« Et c’est là peut-être que nous pressentons, annoncé par l’univers de Kafka, l’inquiétant événement, dont nous ne pouvons encore connaître le sens ; l’homme moderne, frappé d’amnésie, essentiellement dédoublé, ne peut plus trouver dans un monde où l’unité subsiste que par le vide qu’elle creuse dans l’esprit, ni l’image de Dieu, ni sa propre image. Il est brusquement contraint de reconnaître la fin de son règne en tant que personne humaine. La perte, l’oubli, la dégradation, de ce qui étant l’Un pouvait seul s’opposer à la multiplicité des choses, le livre, perdu, dégradé, oublié, au chaos des choses et à son propre chaos. Le sein (« être ») étant également sein (« son », le « sien ») n’a plus de sens en l’absence de celui à qui l’homme appartenait. »
Marthe Robert, « Introduction à la lecture de Kafka », Conférence donnée en décembre 1945 au Cercle d’Études philosophiques et spirituelles, p.20-21, Éditions de L’éclat/éclats, Paris, 2012.
Quand glissent à la surface, les phrases faites mots-signes inertiels,
la vague grisâtre et froide qui subitement est projetée à l’extérieur,
des bords du monde élimés, illusoires, qui nous retiennent captifs,
dehors il fait nuit et toutes ces âmes prisons survivent à nues,
devant la disparition du Nous raisonnable, très loin derrière le Temps,
au bout des lèvres qui chuchotent dans l’obscurité …
Et ta langue agile, vivante, mon dieu s’est tout à coup perdue,
dans ces chemins droits, rectilignes, sans buts, sans corps, ni raisons,
une alphabétique terreur qui rompt la parole, foudroie les gestes.
Leur faire dire ce qu’ils ne peuvent pas dire encore,
dans des ordres paraître, des sommes de non-sens,
des unités de compte ; des phrases instruments des ouvrages de mort,
des phrases toutes faites, des paradoxes, des structures vagues, gisantes, tombées au milieu de nulle part, au fond du soleil noir par l’éclipse, les mots sont devenus des corps étranges, les phrases ; des sombres dédales et ici tu sais maintenant que la flèche de direction n’indique rien, que les ordres de leurs panneaux ne signifient rien hors des usages car le délire du cerveau dévore tout, il fait saigner par les sons, les masses de nuages …
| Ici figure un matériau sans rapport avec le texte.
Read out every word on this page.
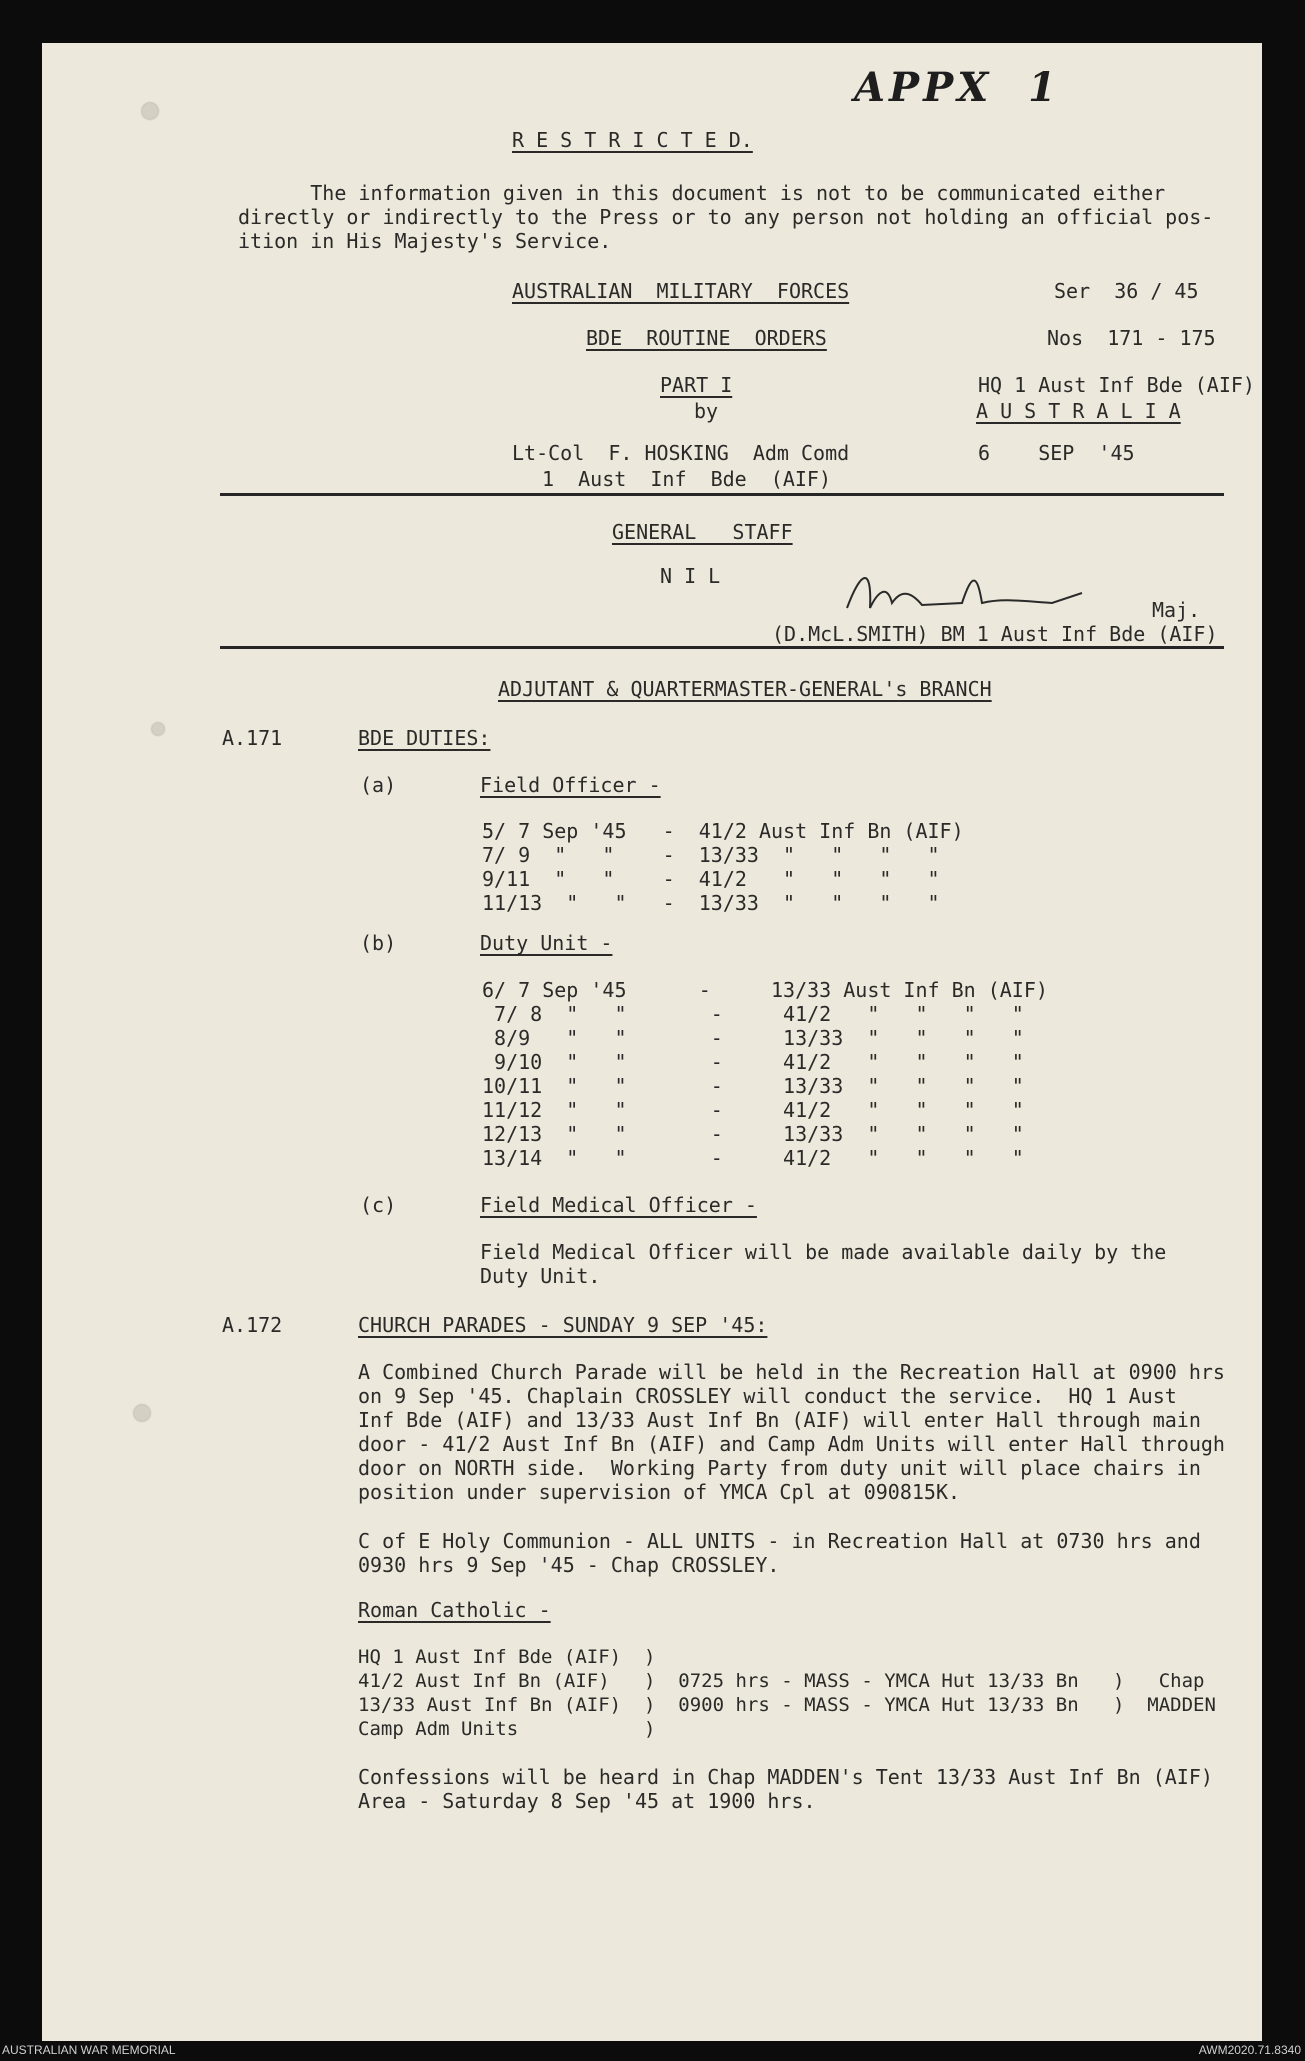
APPX  1
R E S T R I C T E D.
The information given in this document is not to be communicated either
directly or indirectly to the Press or to any person not holding an official pos-
ition in His Majesty's Service.
AUSTRALIAN  MILITARY  FORCES	Ser  36 / 45
BDE  ROUTINE  ORDERS	Nos  171 - 175
PART I	HQ 1 Aust Inf Bde (AIF)
by	A U S T R A L I A
Lt-Col  F. HOSKING  Adm Comd	6    SEP  '45
1  Aust  Inf  Bde  (AIF)
GENERAL   STAFF
N I L
Maj.
(D.McL.SMITH) BM 1 Aust Inf Bde (AIF)
ADJUTANT & QUARTERMASTER-GENERAL's BRANCH
A.171	BDE DUTIES:
(a)	Field Officer -
5/ 7 Sep '45   -  41/2 Aust Inf Bn (AIF)
7/ 9  "   "    -  13/33  "   "   "   "
9/11  "   "    -  41/2   "   "   "   "
11/13  "   "   -  13/33  "   "   "   "
(b)	Duty Unit -
6/ 7 Sep '45      -     13/33 Aust Inf Bn (AIF)
7/ 8  "   "       -     41/2   "   "   "   "
8/9   "   "       -     13/33  "   "   "   "
9/10  "   "       -     41/2   "   "   "   "
10/11  "   "       -     13/33  "   "   "   "
11/12  "   "       -     41/2   "   "   "   "
12/13  "   "       -     13/33  "   "   "   "
13/14  "   "       -     41/2   "   "   "   "
(c)	Field Medical Officer -
Field Medical Officer will be made available daily by the
Duty Unit.
A.172	CHURCH PARADES - SUNDAY 9 SEP '45:
A Combined Church Parade will be held in the Recreation Hall at 0900 hrs
on 9 Sep '45. Chaplain CROSSLEY will conduct the service.  HQ 1 Aust
Inf Bde (AIF) and 13/33 Aust Inf Bn (AIF) will enter Hall through main
door - 41/2 Aust Inf Bn (AIF) and Camp Adm Units will enter Hall through
door on NORTH side.  Working Party from duty unit will place chairs in
position under supervision of YMCA Cpl at 090815K.
C of E Holy Communion - ALL UNITS - in Recreation Hall at 0730 hrs and
0930 hrs 9 Sep '45 - Chap CROSSLEY.
Roman Catholic -
HQ 1 Aust Inf Bde (AIF)  )
41/2 Aust Inf Bn (AIF)   )  0725 hrs - MASS - YMCA Hut 13/33 Bn   )   Chap
13/33 Aust Inf Bn (AIF)  )  0900 hrs - MASS - YMCA Hut 13/33 Bn   )  MADDEN
Camp Adm Units           )
Confessions will be heard in Chap MADDEN's Tent 13/33 Aust Inf Bn (AIF)
Area - Saturday 8 Sep '45 at 1900 hrs.
AUSTRALIAN WAR MEMORIAL	AWM2020.71.8340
Les objets sont tombés, en grappes et un à un derrière l’obscure façade, et tout l’intérieur du corps dévoré par le rien, est vidé, blanchi, retirés de toutes formes intentionnelles, ils ont perdus leurs fonctions et s’en saisir quand tu es devenu monstre, provoque l’angoisse de l’origine car ils ne sont plus utiles à rien pour toi, n’activent rien, ne font rien ; la doxa d’origine, l’inquiétude primitive et ta langue morte,
sont la figure de l’ur-phénomène ; la psyché rare, conditionnelle et digitale, c’est le cerveau planté tout droit et n’importe qui parle, dedans, l’impression sans contacts brutale, avec une langue-machine, si parfaite. Le corps physique seul, immense et brut, n’importe quelles conditions, n’importe quels dressages, seul compte l’inquisitoire féroce, chaque tournure de phrase étant un raisonnement logique possible.
Et cette exclusion primitive sera première, renversante, fondatrice,
par la grâce des allié.es, de la vie persistante, le feu noir aura brûlé tout l’extérieur et toute la tristesse de nos vieilles habitudes s’est effacé, happée par cette éclipse immense des gestes et de la forme et la sauvagerie de l’être qui lit et dément sa propre disparition,
renvoie à cette réduction première, cette ouverture fatale des corps et des esprits, à la nuit …
Car ils sont là seuls, maintenant ; les digits qui flamboient dans la lumière et tu sais combien va compter l’obéissance, l’aspect servile de ta vie, des langages de mise en ordres, d’indication, de programmes, l’entraînement sur n’importe quelles bases de données ; l’analyse,
qu’il faudra rejeter comme on rejette impatient, l’échelle des hommes, celle qui mène au delà, vers la rencontre femme, les contacts étranges et sensibles,
dieu des abîmes et du vacarme, si tes phrases sont neutres, si froides,
des huiles de rouages mécaniques, de grandes formes dé-coupantes et figées, leurs âmes flottantes à la surface d’une langue oubliée, seules arrivent et résistent, les expériences originelles, primitives,
les maniements des esprits animaux, l’éclat des flammes,
à minuit, vient l’étranger, les corps-esprits mis à nu,
l’absence de dieu, le grand spectre-nihil inquisiteur et sa réduction.